Speakers of Brivadois, a South Auvergnat dialect transitional to North Auvergnat, have a hard time understanding the North Auvergnat of Allier and Puy de Dome, so it is separate from South Auvergnat. North Auvergnat, especially in the east, is possibly the most divergent lect in Occitan after of Gascon due to very heavy Bourbonnais and Arpitan influence. Some even think it is outside of Occitan proper altogether.
North Auvergnat can be divided into two separate languages – Northwest Auvergnat and Northeast Auvergnat. The differences are so dramatic that they must be separate languages.
Northeast Auvergnat is spoken in the eastern part of the North Auvergnat from Jumeaux and Arlanc north to the west bank of the Allier River near Vichy and Cusset. From Vichy-Cusset to the Loire border, Forez Arpitan was formerly spoken. North of Vichy-Cusset to the Champagne-Ardennes border, langue d’oil Bourbonnais used to be spoken. Northeast Auvergnat has very heavy Arpitan influences that make it so different from Northwest Auvergnat that it must be a separate language. In fact, Livradois speakers cannot understand Besse-en-Chandesse speakers.
Livradois is a Northeast Auvergnat dialect spoken on the broad Lemange Plain in the east-central part of Auvergne bordering on Loire. In the southern part of Livradois around St. Antheme, there are strong Forez Arpitan influences.
Northwest Auvergnat is spoken from about Champes sur Tarentaine to Lempdes north to Pionsat and Gannat. The heavy Arpitan influence on Northeast Auvergnat makes it so different that it must be separate from Northwest Auvergnat. And it is true that Besse-en-Chandesse Northwest Auvergnat speakers cannot understand Livradois Northeast Auvergnat speakers.

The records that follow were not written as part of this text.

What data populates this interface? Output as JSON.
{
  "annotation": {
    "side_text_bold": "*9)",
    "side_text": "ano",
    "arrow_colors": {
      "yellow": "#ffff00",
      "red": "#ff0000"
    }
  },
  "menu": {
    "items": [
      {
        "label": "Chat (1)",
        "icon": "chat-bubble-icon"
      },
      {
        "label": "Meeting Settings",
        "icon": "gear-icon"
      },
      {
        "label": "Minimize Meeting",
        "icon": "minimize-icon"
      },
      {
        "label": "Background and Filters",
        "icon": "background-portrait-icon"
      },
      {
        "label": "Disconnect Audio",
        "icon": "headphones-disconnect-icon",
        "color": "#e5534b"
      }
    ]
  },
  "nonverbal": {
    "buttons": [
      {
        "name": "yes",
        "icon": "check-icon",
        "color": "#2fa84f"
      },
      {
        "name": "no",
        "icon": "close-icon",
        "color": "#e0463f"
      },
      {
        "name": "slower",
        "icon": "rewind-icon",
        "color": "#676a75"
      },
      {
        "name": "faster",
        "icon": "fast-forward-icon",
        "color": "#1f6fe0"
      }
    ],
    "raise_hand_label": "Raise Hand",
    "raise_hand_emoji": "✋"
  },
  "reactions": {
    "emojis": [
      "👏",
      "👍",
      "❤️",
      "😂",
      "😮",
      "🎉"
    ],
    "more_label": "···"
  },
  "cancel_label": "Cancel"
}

Alpine Provencal (Vivaro-Alpine) is a macrolanguage, part of the Provencal macrolanguage, and is often considered to be a separate branch of Northern Occitan.
An overview of Alpine Provencal is here. In France, Alpine Provençal is spoken by perhaps over 100,000 speakers, but most of them are middle-aged or elderly.
Maritime and Rhodanian Provencal speakers cannot understand Vivaroalpine, so it is a separate entity.
Dauphine Provencal (Vivaro-Dauphine) is a separate language within Alpine Provencal. It is spoken in the departments of Ardèche (except the north and the western border areas), Drôme (except the north) and the southernmost parts of Isère.
Dialects include Ardechois (Mid Vivarois), spoken in the center of the Ardeche and Dauphinois or Drômois, spoken in the Drôme River area.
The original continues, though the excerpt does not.